ARID1A plays a key role in regulating cell cycle and DNA damage repair, through its critical role in chromatin regulation. Loss of function of ARID1A leads to dysregulation of many gene pathways, supporting its role as a tumor suppressor gene. Loss of ARID1A mediates fulvestrant resistance, demonstrated in multiple elegant studies involving ER+ breast cancer lines, related to therapeutic pressure and selection [1]. Sporadic deletion of ARID1A in mice leads to de novo invasive colon adenocarcinoma.
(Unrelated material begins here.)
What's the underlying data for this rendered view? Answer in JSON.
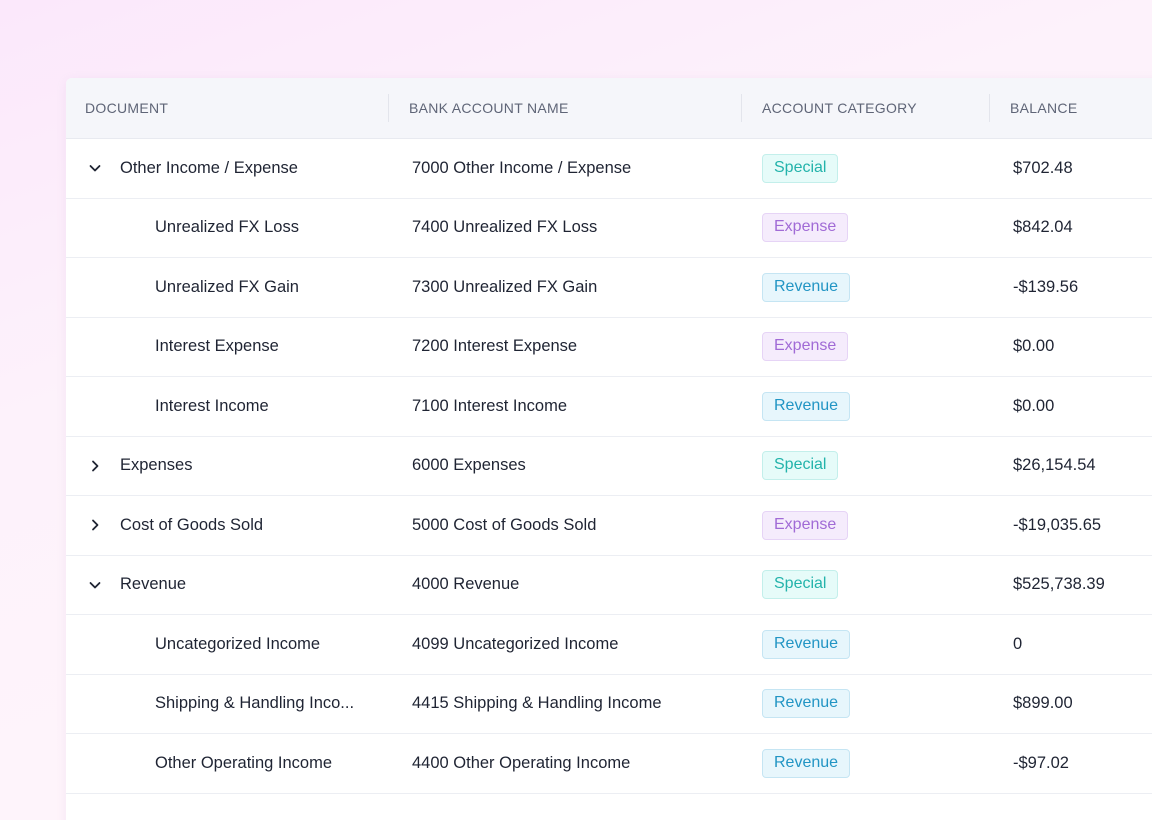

Loss of ARID1A leads to deregulation of the MEK/ERK pathway, critical in kras mutated CRC. ARID1A loss is associated with microsatellite instability in ovarian and endometrial endometrioid adenocarcinomas and gastric cancer. Preclinical data demonstrates enhanced clinical activity of check point inhibitors in ARID1A mutated tumors.
EZH2, enhancer of zeste homologue 2, the enzymatically active core of PRC2 (polycomb repression complex 2/3) plays a key role in tumorigenesis. Over-expression in tumor cells leads to histone hypermethylation, tumor proliferation, cell cycle dysregulation, metastases and angiogenesis.
Tazemetostat is an FDA approved selective small molecule inhibitor of the histone lysine methyltransferase enhancer of zeste homolog 2 (EZH2). Posttranslational modifications of core histone proteins of chromatin play an important role in controlling the fidelity of gene transcription patterns in cells. Paramount among these transcription-controlling modifications is methylation events at lysine and arginine residues, catalyzed by histone methyltransferases (HMTs). Genetic alterations in a number of HMTs have been identified in human cancers where they are purported to play a causal role in malignancies. Tazemetostat has been shown to produce durable tumor responses in patients with B-cell non-Hodgkin's lymphoma and epithelioid sarcomas. Responses have also been demonstrated in INI1 and SMARCA4 negative solid tumors patients.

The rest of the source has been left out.